Louisiana Rev. Stats. § 14:91.5. forbids “intentional use of a social networking website by a person who is required to register as a sex offender” who had been convicted of sex crimes against minors or of video voyeurism. The statute defines social network website, and excludes:
(i) An Internet website that provides only one of the following services: photo-sharing, electronic mail, or instant messaging.
(ii) An Internet website the primary purpose of which is the facilitation of commercial transactions involving goods or services between its members or visitors.
(iii) An Internet website the primary purpose of which is the dissemination of news.
(iv) An Internet website of a governmental entity….
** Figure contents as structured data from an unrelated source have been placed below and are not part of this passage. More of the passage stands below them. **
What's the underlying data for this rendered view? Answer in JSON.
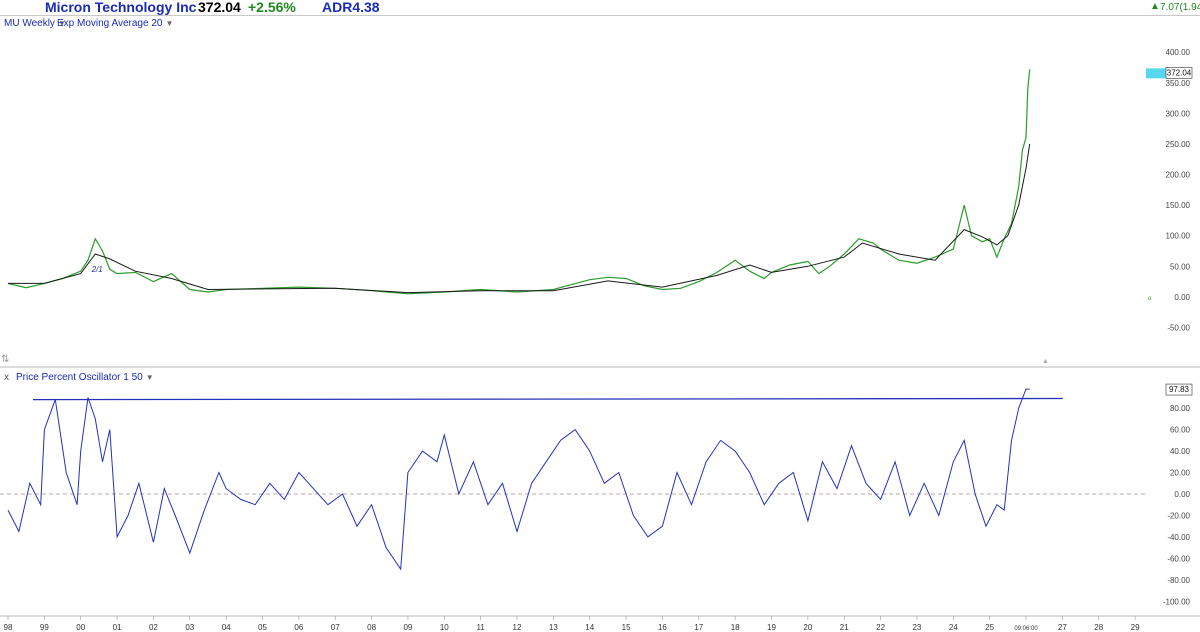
{
  "header": {
    "company": "Micron Technology Inc",
    "price": "372.04",
    "change": "+2.56%",
    "adr": "ADR4.38",
    "right_change": "7.07(1.94%)",
    "up_icon": "up-arrow-icon",
    "colors": {
      "company": "#1a2bb5",
      "price": "#000000",
      "change": "#1f8a1f",
      "adr": "#1a2bb5",
      "right_change": "#1f8a1f"
    }
  },
  "subheader": {
    "symbol_label": "MU Weekly",
    "overlay_label": "Exp Moving Average 20"
  },
  "lower_panel": {
    "close_label": "x",
    "indicator_label": "Price Percent Oscillator 1 50"
  },
  "time_axis": {
    "labels": [
      "98",
      "99",
      "00",
      "01",
      "02",
      "03",
      "04",
      "05",
      "06",
      "07",
      "08",
      "09",
      "10",
      "11",
      "12",
      "13",
      "14",
      "15",
      "16",
      "17",
      "18",
      "19",
      "20",
      "21",
      "22",
      "23",
      "24",
      "25",
      "09:06:00",
      "27",
      "28",
      "29"
    ]
  },
  "chart_data": [
    {
      "type": "line",
      "title": "Micron Technology Inc",
      "series": [
        {
          "name": "MU Weekly",
          "color": "#2a9d2a",
          "x": [
            1998.0,
            1998.5,
            1999.0,
            1999.5,
            2000.0,
            2000.2,
            2000.4,
            2000.6,
            2000.8,
            2001.0,
            2001.5,
            2002.0,
            2002.5,
            2003.0,
            2003.5,
            2004.0,
            2005.0,
            2006.0,
            2007.0,
            2008.0,
            2009.0,
            2010.0,
            2011.0,
            2012.0,
            2013.0,
            2013.5,
            2014.0,
            2014.5,
            2015.0,
            2015.5,
            2016.0,
            2016.5,
            2017.0,
            2017.5,
            2018.0,
            2018.4,
            2018.8,
            2019.0,
            2019.5,
            2020.0,
            2020.3,
            2020.6,
            2021.0,
            2021.4,
            2021.8,
            2022.0,
            2022.5,
            2023.0,
            2023.5,
            2024.0,
            2024.3,
            2024.5,
            2024.8,
            2025.0,
            2025.2,
            2025.4,
            2025.6,
            2025.8,
            2025.9,
            2026.0,
            2026.05,
            2026.1
          ],
          "y": [
            22,
            15,
            22,
            30,
            42,
            60,
            95,
            75,
            45,
            38,
            40,
            25,
            38,
            12,
            8,
            12,
            14,
            16,
            14,
            10,
            5,
            8,
            12,
            8,
            12,
            20,
            28,
            32,
            30,
            18,
            12,
            14,
            25,
            40,
            60,
            42,
            30,
            40,
            52,
            58,
            38,
            50,
            70,
            95,
            88,
            78,
            60,
            55,
            65,
            78,
            150,
            100,
            90,
            95,
            65,
            95,
            120,
            180,
            240,
            260,
            340,
            372
          ]
        },
        {
          "name": "Exp Moving Average 20",
          "color": "#1a1a1a",
          "x": [
            1998.0,
            1999.0,
            2000.0,
            2000.4,
            2000.8,
            2001.5,
            2002.5,
            2003.5,
            2005.0,
            2007.0,
            2009.0,
            2011.0,
            2013.0,
            2014.5,
            2016.0,
            2017.5,
            2018.4,
            2019.0,
            2020.0,
            2021.0,
            2021.5,
            2022.5,
            2023.5,
            2024.3,
            2024.8,
            2025.2,
            2025.5,
            2025.8,
            2026.0,
            2026.1
          ],
          "y": [
            22,
            22,
            38,
            70,
            62,
            42,
            30,
            12,
            13,
            14,
            7,
            10,
            10,
            26,
            16,
            35,
            52,
            40,
            50,
            65,
            88,
            70,
            60,
            110,
            98,
            85,
            100,
            150,
            210,
            250
          ]
        }
      ],
      "ylim": [
        -100,
        420
      ],
      "yticks": [
        "400.00",
        "350.00",
        "300.00",
        "250.00",
        "200.00",
        "150.00",
        "100.00",
        "50.00",
        "0.00",
        "-50.00"
      ],
      "last_value_label": "372.04",
      "annotation": "2/1",
      "grid": false
    },
    {
      "type": "line",
      "title": "Price Percent Oscillator 1 50",
      "series": [
        {
          "name": "Price Percent Oscillator 1 50",
          "color": "#2233bb",
          "x": [
            1998.0,
            1998.3,
            1998.6,
            1998.9,
            1999.0,
            1999.3,
            1999.6,
            1999.9,
            2000.0,
            2000.2,
            2000.4,
            2000.6,
            2000.8,
            2001.0,
            2001.3,
            2001.6,
            2002.0,
            2002.3,
            2002.6,
            2003.0,
            2003.4,
            2003.8,
            2004.0,
            2004.4,
            2004.8,
            2005.2,
            2005.6,
            2006.0,
            2006.4,
            2006.8,
            2007.2,
            2007.6,
            2008.0,
            2008.4,
            2008.8,
            2009.0,
            2009.4,
            2009.8,
            2010.0,
            2010.4,
            2010.8,
            2011.2,
            2011.6,
            2012.0,
            2012.4,
            2012.8,
            2013.2,
            2013.6,
            2014.0,
            2014.4,
            2014.8,
            2015.2,
            2015.6,
            2016.0,
            2016.4,
            2016.8,
            2017.2,
            2017.6,
            2018.0,
            2018.4,
            2018.8,
            2019.2,
            2019.6,
            2020.0,
            2020.4,
            2020.8,
            2021.2,
            2021.6,
            2022.0,
            2022.4,
            2022.8,
            2023.2,
            2023.6,
            2024.0,
            2024.3,
            2024.6,
            2024.9,
            2025.2,
            2025.4,
            2025.6,
            2025.8,
            2026.0,
            2026.1
          ],
          "y": [
            -15,
            -35,
            10,
            -10,
            60,
            88,
            20,
            -10,
            40,
            90,
            70,
            30,
            60,
            -40,
            -20,
            10,
            -45,
            5,
            -20,
            -55,
            -15,
            20,
            5,
            -5,
            -10,
            10,
            -5,
            20,
            5,
            -10,
            0,
            -30,
            -10,
            -50,
            -70,
            20,
            40,
            30,
            55,
            0,
            30,
            -10,
            10,
            -35,
            10,
            30,
            50,
            60,
            40,
            10,
            20,
            -20,
            -40,
            -30,
            20,
            -10,
            30,
            50,
            40,
            20,
            -10,
            10,
            20,
            -25,
            30,
            5,
            45,
            10,
            -5,
            30,
            -20,
            10,
            -20,
            30,
            50,
            0,
            -30,
            -10,
            -15,
            50,
            80,
            97.83,
            97.83
          ]
        }
      ],
      "ylim": [
        -110,
        110
      ],
      "yticks": [
        "80.00",
        "60.00",
        "40.00",
        "20.00",
        "0.00",
        "-20.00",
        "-40.00",
        "-60.00",
        "-80.00",
        "-100.00"
      ],
      "reference_line": {
        "x": [
          1998.0,
          2026.6
        ],
        "y": [
          88,
          89
        ]
      },
      "zero_line": 0,
      "last_value_label": "97.83",
      "grid": false
    }
  ]
}
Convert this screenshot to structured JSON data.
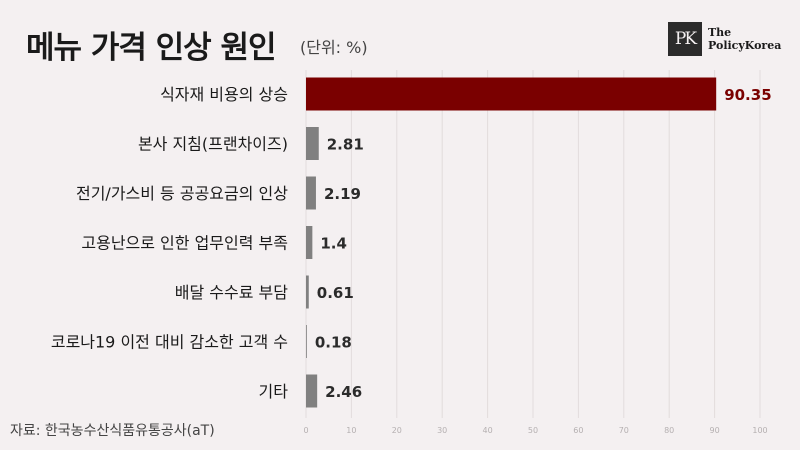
{
  "header": {
    "title": "메뉴 가격 인상 원인",
    "unit": "(단위: %)"
  },
  "logo": {
    "mark": "PK",
    "line1": "The",
    "line2": "PolicyKorea"
  },
  "source": "자료: 한국농수산식품유통공사(aT)",
  "colors": {
    "highlight": "#7a0000",
    "bar": "#808080",
    "background": "#f4f0f1"
  },
  "chart_data": {
    "type": "bar",
    "orientation": "horizontal",
    "categories": [
      "식자재 비용의 상승",
      "본사 지침(프랜차이즈)",
      "전기/가스비 등 공공요금의 인상",
      "고용난으로 인한 업무인력 부족",
      "배달 수수료 부담",
      "코로나19 이전 대비 감소한 고객 수",
      "기타"
    ],
    "values": [
      90.35,
      2.81,
      2.19,
      1.4,
      0.61,
      0.18,
      2.46
    ],
    "value_labels": [
      "90.35",
      "2.81",
      "2.19",
      "1.4",
      "0.61",
      "0.18",
      "2.46"
    ],
    "xlim": [
      0,
      100
    ],
    "xticks": [
      0,
      10,
      20,
      30,
      40,
      50,
      60,
      70,
      80,
      90,
      100
    ],
    "grid": true
  }
}
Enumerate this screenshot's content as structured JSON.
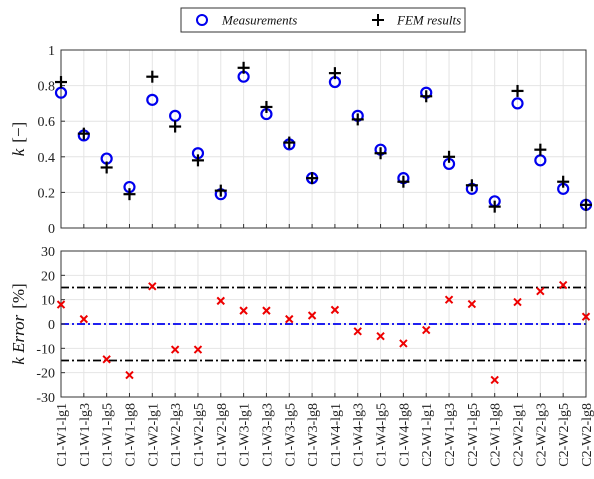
{
  "chart_data": [
    {
      "type": "scatter",
      "categories": [
        "C1-W1-lg1",
        "C1-W1-lg3",
        "C1-W1-lg5",
        "C1-W1-lg8",
        "C1-W2-lg1",
        "C1-W2-lg3",
        "C1-W2-lg5",
        "C1-W2-lg8",
        "C1-W3-lg1",
        "C1-W3-lg3",
        "C1-W3-lg5",
        "C1-W3-lg8",
        "C1-W4-lg1",
        "C1-W4-lg3",
        "C1-W4-lg5",
        "C1-W4-lg8",
        "C2-W1-lg1",
        "C2-W1-lg3",
        "C2-W1-lg5",
        "C2-W1-lg8",
        "C2-W2-lg1",
        "C2-W2-lg3",
        "C2-W2-lg5",
        "C2-W2-lg8"
      ],
      "series": [
        {
          "name": "Measurements",
          "marker": "circle",
          "color": "#0000ee",
          "values": [
            0.76,
            0.52,
            0.39,
            0.23,
            0.72,
            0.63,
            0.42,
            0.19,
            0.85,
            0.64,
            0.47,
            0.28,
            0.82,
            0.63,
            0.44,
            0.28,
            0.76,
            0.36,
            0.22,
            0.15,
            0.7,
            0.38,
            0.22,
            0.13
          ]
        },
        {
          "name": "FEM results",
          "marker": "plus",
          "color": "#000000",
          "values": [
            0.82,
            0.53,
            0.34,
            0.19,
            0.85,
            0.57,
            0.38,
            0.21,
            0.9,
            0.68,
            0.48,
            0.28,
            0.87,
            0.61,
            0.42,
            0.26,
            0.74,
            0.4,
            0.24,
            0.12,
            0.77,
            0.44,
            0.26,
            0.13
          ]
        }
      ],
      "ylabel_var": "k",
      "ylabel_unit": "[−]",
      "ylim": [
        0,
        1
      ],
      "yticks": [
        "0",
        "0.2",
        "0.4",
        "0.6",
        "0.8",
        "1"
      ],
      "grid": true,
      "legend": "top-center, outside"
    },
    {
      "type": "scatter",
      "series": [
        {
          "name": "k Error",
          "marker": "x",
          "color": "#ee0000",
          "values": [
            8,
            2,
            -14.5,
            -21,
            15.5,
            -10.5,
            -10.5,
            9.5,
            5.5,
            5.5,
            2,
            3.5,
            5.8,
            -3,
            -5,
            -8,
            -2.5,
            10,
            8.2,
            -23,
            9,
            13.5,
            16,
            3
          ]
        }
      ],
      "ylabel_var": "k Error",
      "ylabel_unit": "[%]",
      "ylim": [
        -30,
        30
      ],
      "yticks": [
        "-30",
        "-20",
        "-10",
        "0",
        "10",
        "20",
        "30"
      ],
      "reference_lines": [
        {
          "y": 15,
          "color": "#000000",
          "style": "dash-dot"
        },
        {
          "y": 0,
          "color": "#0000ee",
          "style": "dash-dot"
        },
        {
          "y": -15,
          "color": "#000000",
          "style": "dash-dot"
        }
      ],
      "grid": true
    }
  ]
}
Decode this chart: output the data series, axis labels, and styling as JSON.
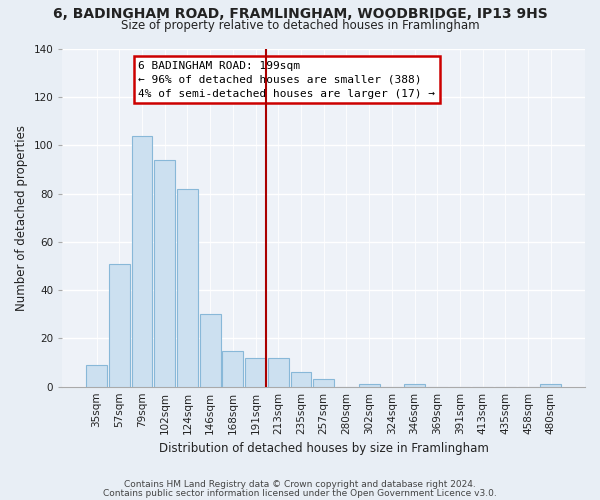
{
  "title": "6, BADINGHAM ROAD, FRAMLINGHAM, WOODBRIDGE, IP13 9HS",
  "subtitle": "Size of property relative to detached houses in Framlingham",
  "xlabel": "Distribution of detached houses by size in Framlingham",
  "ylabel": "Number of detached properties",
  "bar_labels": [
    "35sqm",
    "57sqm",
    "79sqm",
    "102sqm",
    "124sqm",
    "146sqm",
    "168sqm",
    "191sqm",
    "213sqm",
    "235sqm",
    "257sqm",
    "280sqm",
    "302sqm",
    "324sqm",
    "346sqm",
    "369sqm",
    "391sqm",
    "413sqm",
    "435sqm",
    "458sqm",
    "480sqm"
  ],
  "bar_values": [
    9,
    51,
    104,
    94,
    82,
    30,
    15,
    12,
    12,
    6,
    3,
    0,
    1,
    0,
    1,
    0,
    0,
    0,
    0,
    0,
    1
  ],
  "bar_color": "#cce0f0",
  "bar_edge_color": "#88b8d8",
  "vline_color": "#aa0000",
  "annotation_title": "6 BADINGHAM ROAD: 199sqm",
  "annotation_line1": "← 96% of detached houses are smaller (388)",
  "annotation_line2": "4% of semi-detached houses are larger (17) →",
  "annotation_box_color": "#ffffff",
  "annotation_box_edge": "#cc0000",
  "ylim": [
    0,
    140
  ],
  "yticks": [
    0,
    20,
    40,
    60,
    80,
    100,
    120,
    140
  ],
  "footnote1": "Contains HM Land Registry data © Crown copyright and database right 2024.",
  "footnote2": "Contains public sector information licensed under the Open Government Licence v3.0.",
  "bg_color": "#e8eef5",
  "plot_bg_color": "#eef2f8",
  "grid_color": "#ffffff",
  "text_color": "#222222"
}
Yesterday’s Louisiana Court of Appeal decision in State v. McMahon (written by Judge Jeff Cox and joined by Chief Judge D. Milton Moore III and Judge Frances Jones Pitman) reasoned that the Louisiana statute differed from the similar North Carolina statute struck down by the U.S. Supreme Court in Packingham v. N.C., for two reasons:
[1.] By tailoring the statute, the Louisiana legislature has targeted those offenders who “often pose a high risk of engaging in … crimes against victims who are minors even after being released from incarceration” which is “of paramount governmental interest.” …
[2.] Louisiana has two additional exclusions to the definition of social networking website: “An Internet website the primary purpose of which is the dissemination of news”; and “An Internet website of a governmental entity.” The North Carolina statute prevented access to social networking websites. The Louisiana statute is distinguishable from the North Carolina statute because it does not prevent access to social networking websites, it only prevents use of the websites. “Use” is defined in the Louisiana statute as “to create a profile on a social networking website or to contact or attempt to contact other users of the social networking website.”
These distinctions between the two statutes speak directly to the concerns of the Supreme Court that offenders would not have access to sources for current events, checking employment ads, and “exploring the vast realms of human thought and knowledge.” …
Congratulations to Assistant D.A. Justin A. Wooley, who represented the state.